In 1868, Svend Foyn, up in the Lapland fjords, went after finnwhales with a harpoon gun for the first time.  He got 38 whales in a single season to the admiration of the whole world.  And from then on, the whaling business was big business, rationalised, highly technical, impressively organised.  Nobody bothered much about the spermwhales any more.  They were all head and the head was all bone and they took a long time to work.  up for only an average return of oil.  Now the whalermen went for bigger stuff, for the finnwhales and blue whales that run up to 90ft.  and over, and which nobody had dared to touch with a hand harpoon, and as it happened the big stuff was quicker to work and so the mechanised industry had the advantage on all counts.  The hand harpoon went, and the sails went and nothing at all remained of the old industry except perhaps the heel spikes on the whalermen's boots.  Nowadays aboard the floating whale factories in the Antarctic the same songs are sung as you hear in any factory ashore, the same songs and no others.  Somehow the whalermen never seem to make songs that went to a 12-hour shift among the 150-ton winches, the steam saws, and the big Hartmann pressure-cookers of a modern whaler.  I have heard whalermen singing at work on deck and after work down in the foc'sle, but on top or down below I never heard them sing much else but Boohoo, you've got me crying for you.

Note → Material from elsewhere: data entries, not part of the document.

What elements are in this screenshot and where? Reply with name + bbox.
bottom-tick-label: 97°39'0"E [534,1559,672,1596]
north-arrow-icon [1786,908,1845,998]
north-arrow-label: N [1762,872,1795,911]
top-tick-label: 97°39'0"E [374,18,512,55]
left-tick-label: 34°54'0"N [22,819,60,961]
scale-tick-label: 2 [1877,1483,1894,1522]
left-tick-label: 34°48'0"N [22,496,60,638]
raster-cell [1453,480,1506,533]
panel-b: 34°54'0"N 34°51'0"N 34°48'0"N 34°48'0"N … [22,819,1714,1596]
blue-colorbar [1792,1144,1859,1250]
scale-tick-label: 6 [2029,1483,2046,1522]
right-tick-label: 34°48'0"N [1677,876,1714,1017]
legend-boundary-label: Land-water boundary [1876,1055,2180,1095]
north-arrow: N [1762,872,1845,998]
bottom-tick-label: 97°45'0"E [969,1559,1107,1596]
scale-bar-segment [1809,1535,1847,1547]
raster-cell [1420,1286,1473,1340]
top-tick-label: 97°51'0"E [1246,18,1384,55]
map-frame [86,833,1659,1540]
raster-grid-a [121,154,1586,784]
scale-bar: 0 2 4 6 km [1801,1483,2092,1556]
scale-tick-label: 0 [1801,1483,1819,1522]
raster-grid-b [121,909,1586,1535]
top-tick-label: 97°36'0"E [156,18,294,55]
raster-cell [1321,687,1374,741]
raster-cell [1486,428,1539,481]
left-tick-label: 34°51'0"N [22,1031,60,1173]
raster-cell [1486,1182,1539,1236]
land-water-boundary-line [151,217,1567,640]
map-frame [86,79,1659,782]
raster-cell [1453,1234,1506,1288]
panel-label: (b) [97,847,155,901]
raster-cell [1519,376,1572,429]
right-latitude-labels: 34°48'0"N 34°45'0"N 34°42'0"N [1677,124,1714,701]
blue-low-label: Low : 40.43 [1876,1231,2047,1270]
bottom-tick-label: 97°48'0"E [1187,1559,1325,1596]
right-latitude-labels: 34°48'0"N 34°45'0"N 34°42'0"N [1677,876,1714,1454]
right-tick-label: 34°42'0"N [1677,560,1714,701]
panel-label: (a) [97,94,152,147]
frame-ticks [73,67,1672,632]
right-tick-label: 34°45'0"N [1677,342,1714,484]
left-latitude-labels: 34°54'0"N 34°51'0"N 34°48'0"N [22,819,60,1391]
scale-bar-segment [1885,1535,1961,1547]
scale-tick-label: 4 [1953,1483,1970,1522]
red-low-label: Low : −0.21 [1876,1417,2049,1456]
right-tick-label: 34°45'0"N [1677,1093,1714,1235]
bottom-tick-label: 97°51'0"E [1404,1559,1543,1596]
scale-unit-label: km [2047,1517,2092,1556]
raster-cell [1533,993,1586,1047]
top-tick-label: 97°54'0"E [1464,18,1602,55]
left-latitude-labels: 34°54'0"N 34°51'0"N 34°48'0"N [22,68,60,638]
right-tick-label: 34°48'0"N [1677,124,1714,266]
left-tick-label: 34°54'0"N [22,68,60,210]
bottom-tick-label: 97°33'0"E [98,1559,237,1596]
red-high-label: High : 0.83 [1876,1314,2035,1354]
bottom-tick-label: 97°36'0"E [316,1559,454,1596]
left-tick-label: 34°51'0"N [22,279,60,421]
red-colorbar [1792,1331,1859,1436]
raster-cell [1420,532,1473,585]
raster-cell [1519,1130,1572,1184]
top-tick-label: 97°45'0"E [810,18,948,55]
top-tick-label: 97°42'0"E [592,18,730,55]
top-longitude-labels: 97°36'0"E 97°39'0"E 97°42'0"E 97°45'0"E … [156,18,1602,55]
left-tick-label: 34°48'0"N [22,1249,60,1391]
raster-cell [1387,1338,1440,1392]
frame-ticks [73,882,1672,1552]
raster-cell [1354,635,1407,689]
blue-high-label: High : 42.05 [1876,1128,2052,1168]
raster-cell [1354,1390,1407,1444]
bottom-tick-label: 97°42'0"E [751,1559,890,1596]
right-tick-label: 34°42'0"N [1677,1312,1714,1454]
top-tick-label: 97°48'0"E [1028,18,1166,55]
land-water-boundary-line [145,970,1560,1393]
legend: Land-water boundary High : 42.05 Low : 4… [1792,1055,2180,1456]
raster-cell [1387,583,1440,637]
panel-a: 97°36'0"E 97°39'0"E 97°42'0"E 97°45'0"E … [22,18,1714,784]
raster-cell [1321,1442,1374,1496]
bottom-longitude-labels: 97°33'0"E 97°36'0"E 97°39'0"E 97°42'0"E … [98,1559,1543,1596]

There is no end to the occupational songs we have lost because the occupations have altered out of recognition.  Some of these songs sprang from the rhythm of the work, and some from the description of it; and some are merely onamatopoeic recitals inspired by the noise made, or the names of the tools, or even the names of the different phases of the job itself, and this is specially the case with tile tinkers' songs and the songs of the harvesters.  When the sickle reaper disappeared, not only did the songs which went with his arm go, but other popular songs died at the same time which pictured the reapers' image, and described his work, and even stylised the sound of the sickle as in those songs with refrains like Whiss a raw a rue a raw, Whiss a raw a rue a ray.

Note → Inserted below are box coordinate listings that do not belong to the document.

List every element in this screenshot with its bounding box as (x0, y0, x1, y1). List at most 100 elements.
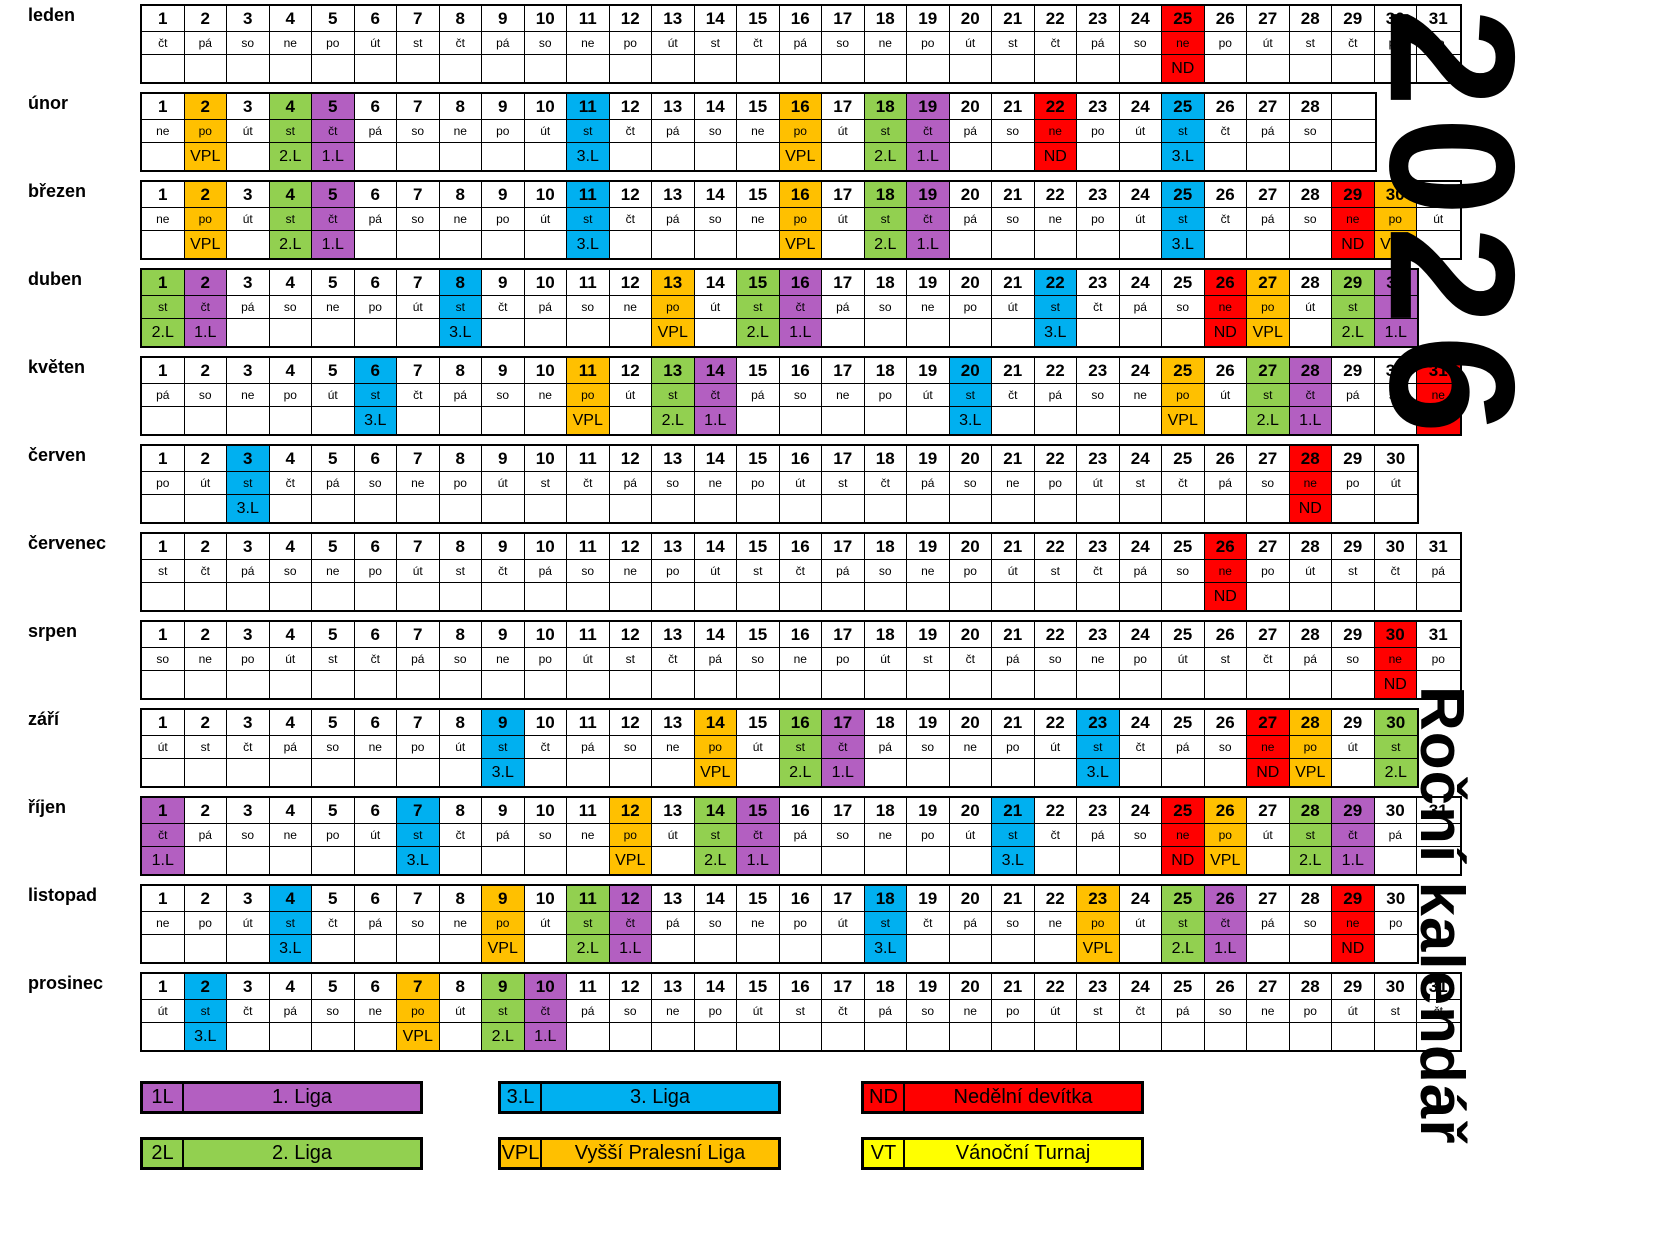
day-event-cell[interactable]: 1.L (907, 143, 950, 170)
empty-event-cell[interactable] (270, 583, 312, 610)
day-weekday-cell[interactable]: út (737, 736, 780, 759)
day-weekday-cell[interactable]: út (439, 736, 482, 759)
empty-event-cell[interactable] (1205, 1023, 1247, 1050)
empty-event-cell[interactable] (270, 495, 312, 522)
empty-event-cell[interactable] (185, 583, 227, 610)
day-number-cell[interactable]: 30 (1374, 974, 1417, 1000)
day-event-cell[interactable]: 3.L (439, 319, 482, 346)
day-event-cell[interactable]: VPL (694, 759, 737, 786)
day-weekday-cell[interactable]: pá (949, 208, 992, 231)
day-weekday-cell[interactable]: út (397, 560, 440, 583)
day-weekday-cell[interactable]: út (524, 912, 567, 935)
day-weekday-cell[interactable]: po (184, 208, 227, 231)
day-weekday-cell[interactable]: pá (779, 824, 822, 847)
day-weekday-cell[interactable]: so (397, 120, 440, 143)
day-weekday-cell[interactable]: čt (312, 912, 355, 935)
day-event-cell[interactable]: VPL (1077, 935, 1120, 962)
empty-event-cell[interactable] (1035, 759, 1077, 786)
day-number-cell[interactable]: 11 (567, 446, 610, 472)
day-number-cell[interactable]: 4 (269, 6, 312, 32)
empty-event-cell[interactable] (440, 935, 482, 962)
empty-event-cell[interactable] (780, 935, 822, 962)
empty-event-cell[interactable] (865, 671, 907, 698)
day-number-cell[interactable]: 22 (1034, 6, 1077, 32)
empty-event-cell[interactable] (525, 407, 567, 434)
day-weekday-cell[interactable]: ne (439, 208, 482, 231)
empty-event-cell[interactable] (992, 583, 1035, 610)
day-weekday-cell[interactable]: so (142, 648, 185, 671)
day-number-cell[interactable]: 20 (949, 182, 992, 208)
day-weekday-cell[interactable]: po (1204, 824, 1247, 847)
day-weekday-cell[interactable]: út (1162, 648, 1205, 671)
empty-event-cell[interactable] (1077, 583, 1120, 610)
day-weekday-cell[interactable]: čt (567, 472, 610, 495)
empty-event-cell[interactable] (1247, 847, 1290, 874)
day-weekday-cell[interactable]: po (949, 296, 992, 319)
day-number-cell[interactable]: 21 (992, 270, 1035, 296)
empty-event-cell[interactable] (142, 231, 185, 258)
day-weekday-cell[interactable]: st (864, 120, 907, 143)
day-number-cell[interactable]: 7 (397, 270, 440, 296)
empty-event-cell[interactable] (907, 1023, 950, 1050)
day-weekday-cell[interactable]: út (1077, 472, 1120, 495)
day-weekday-cell[interactable]: so (269, 560, 312, 583)
day-number-cell[interactable]: 2 (184, 974, 227, 1000)
day-number-cell[interactable]: 26 (1204, 710, 1247, 736)
day-event-cell[interactable]: 2.L (1332, 319, 1375, 346)
day-number-cell[interactable]: 17 (822, 710, 865, 736)
day-weekday-cell[interactable]: po (1247, 560, 1290, 583)
day-event-cell[interactable]: 2.L (694, 847, 737, 874)
day-weekday-cell[interactable]: út (737, 1000, 780, 1023)
day-weekday-cell[interactable]: pá (482, 32, 525, 55)
empty-event-cell[interactable] (482, 583, 525, 610)
day-number-cell[interactable]: 18 (864, 182, 907, 208)
day-number-cell[interactable]: 22 (1034, 710, 1077, 736)
empty-event-cell[interactable] (482, 231, 525, 258)
day-number-cell[interactable]: 6 (354, 182, 397, 208)
empty-event-cell[interactable] (950, 583, 992, 610)
day-number-cell[interactable]: 5 (312, 974, 355, 1000)
day-weekday-cell[interactable]: čt (609, 120, 652, 143)
day-weekday-cell[interactable]: st (1034, 296, 1077, 319)
empty-event-cell[interactable] (907, 407, 950, 434)
day-number-cell[interactable]: 30 (1374, 886, 1417, 912)
day-number-cell[interactable]: 3 (227, 622, 270, 648)
day-weekday-cell[interactable]: so (1374, 384, 1417, 407)
empty-event-cell[interactable] (1120, 935, 1162, 962)
day-number-cell[interactable]: 22 (1034, 182, 1077, 208)
day-weekday-cell[interactable]: st (737, 560, 780, 583)
day-event-cell[interactable]: 2.L (482, 1023, 525, 1050)
day-weekday-cell[interactable]: po (907, 824, 950, 847)
day-number-cell[interactable]: 12 (609, 94, 652, 120)
day-weekday-cell[interactable]: pá (227, 560, 270, 583)
day-weekday-cell[interactable]: pá (269, 1000, 312, 1023)
day-weekday-cell[interactable]: pá (524, 560, 567, 583)
day-number-cell[interactable]: 18 (864, 534, 907, 560)
empty-event-cell[interactable] (1120, 407, 1162, 434)
day-number-cell[interactable]: 1 (142, 446, 185, 472)
day-weekday-cell[interactable]: ne (1289, 472, 1332, 495)
day-weekday-cell[interactable]: čt (1119, 1000, 1162, 1023)
empty-event-cell[interactable] (950, 847, 992, 874)
day-weekday-cell[interactable]: st (737, 296, 780, 319)
day-weekday-cell[interactable]: so (822, 824, 865, 847)
day-number-cell[interactable]: 30 (1374, 6, 1417, 32)
day-weekday-cell[interactable]: út (1119, 208, 1162, 231)
empty-event-cell[interactable] (312, 407, 355, 434)
day-weekday-cell[interactable]: st (1077, 1000, 1120, 1023)
day-number-cell[interactable]: 16 (779, 358, 822, 384)
day-number-cell[interactable]: 2 (184, 358, 227, 384)
day-number-cell[interactable]: 15 (737, 534, 780, 560)
day-weekday-cell[interactable]: út (949, 32, 992, 55)
day-weekday-cell[interactable]: út (1332, 736, 1375, 759)
day-weekday-cell[interactable]: so (227, 824, 270, 847)
day-weekday-cell[interactable]: so (694, 208, 737, 231)
day-event-cell[interactable]: 2.L (652, 407, 695, 434)
day-weekday-cell[interactable]: pá (1289, 648, 1332, 671)
day-weekday-cell[interactable]: ne (184, 648, 227, 671)
day-event-cell[interactable]: 1.L (184, 319, 227, 346)
day-weekday-cell[interactable]: ne (609, 296, 652, 319)
empty-event-cell[interactable] (227, 935, 270, 962)
day-number-cell[interactable]: 8 (439, 446, 482, 472)
day-number-cell[interactable]: 3 (227, 446, 270, 472)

There is a great deal I have not touched in this book, for instance, soldiers' and sailors' songs; there is something so special about these and the reason for their fluctuation from heroism to disaffection, that they really need dealing with in a separate work.  The same with the cries of hawkers, too, which once filled the city streets with music and which were finally killed by the department stores, by Woolworths, and most of all, perhaps, by the noise of traffic which was too heavy in competition.  Their study is a special thing and they have to be left out of this book, and so do all the beggars' songs and the prison songs and the mad songs about Bedlam, and many of these are very beautiful indeed, and the peculiar Irish-character songs of the Navigation, of the building of the canals in the late 18th century, and the deserters' songs and, alas, the nursery rhymes which are something particularly interesting to look into and full of surprises.

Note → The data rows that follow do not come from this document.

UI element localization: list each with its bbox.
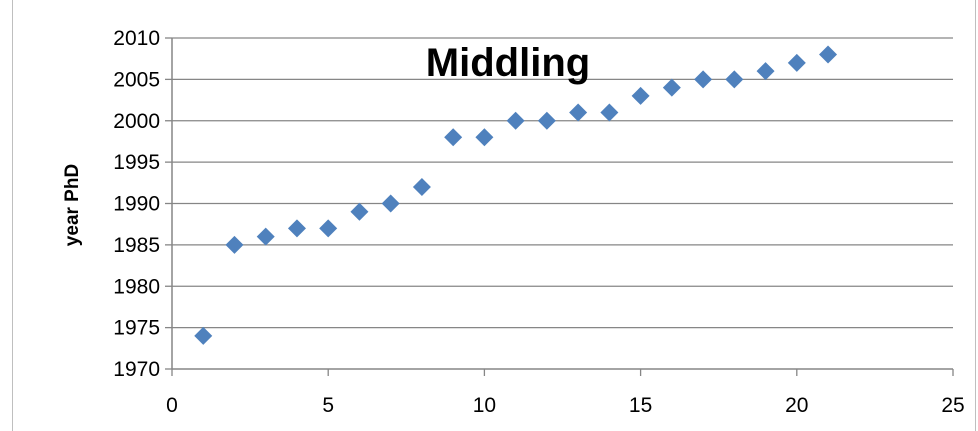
y-tick-label: 1990 xyxy=(113,193,160,216)
y-axis-title: year PhD xyxy=(62,164,83,246)
data-point xyxy=(725,70,744,89)
data-point xyxy=(256,227,275,246)
data-point xyxy=(631,86,650,105)
y-tick-label: 2005 xyxy=(113,68,160,91)
data-point xyxy=(194,326,213,345)
gridlines xyxy=(172,37,953,329)
data-point xyxy=(756,62,775,81)
x-tick-label: 20 xyxy=(785,394,808,417)
x-tick-label: 5 xyxy=(322,394,334,417)
y-tick-label: 2000 xyxy=(113,110,160,133)
axes xyxy=(165,37,954,376)
data-point xyxy=(381,194,400,213)
y-tick-label: 1985 xyxy=(113,234,160,257)
data-points xyxy=(194,45,838,345)
tick-labels: 1970 1975 1980 1985 1990 1995 2000 2005 2010 0 5 10… xyxy=(113,27,964,417)
data-point xyxy=(662,78,681,97)
y-tick-label: 1995 xyxy=(113,151,160,174)
y-tick-label: 2010 xyxy=(113,27,160,50)
y-tick-label: 1975 xyxy=(113,317,160,340)
y-tick-label: 1970 xyxy=(113,358,160,381)
data-point xyxy=(537,111,556,130)
data-point xyxy=(787,53,806,72)
chart-title: Middling xyxy=(426,41,590,85)
data-point xyxy=(319,219,338,238)
data-point xyxy=(444,128,463,147)
y-tick-label: 1980 xyxy=(113,275,160,298)
x-tick-label: 25 xyxy=(941,394,964,417)
data-point xyxy=(506,111,525,130)
data-point xyxy=(287,219,306,238)
data-point xyxy=(350,202,369,221)
data-point xyxy=(569,103,588,122)
x-tick-label: 10 xyxy=(473,394,496,417)
data-point xyxy=(412,177,431,196)
data-point xyxy=(475,128,494,147)
data-point xyxy=(225,235,244,254)
data-point xyxy=(694,70,713,89)
chart-frame xyxy=(12,0,976,431)
data-point xyxy=(600,103,619,122)
data-point xyxy=(819,45,838,64)
x-tick-label: 15 xyxy=(629,394,652,417)
x-tick-label: 0 xyxy=(166,394,178,417)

And what else should this book contain?  Some say things are changed and we will not have folksongs any more.  They are the pessimists.  And some try to revive traditional music that has nothing to do with social life any longer; and all that happens is they give you a recital of the popular songs of the past; and they try to make a living thing of it.  They are the optimists.  But that is not the whole story.  Things do change, and they change again; and just because at this moment we have no great body of fine folksong that is bound close to our social life and the times we live in and the way we go about our work, that is not to say there never will be any more.  It may be we shall have to wait till society is so altered that there is no longer any special distinction or variance between the composer and the rest of his fellowmen, till cultured music and popular music have become one and the same.  And that is just the sort of thing we can confidently look forward to, if ever we have a society all of a piece, one where men can be what they are, and think and feel and sing as they do, without reference to class or colour or creed or any of the other things which mean that one man's culture is another man's caviare or dope or downright poison.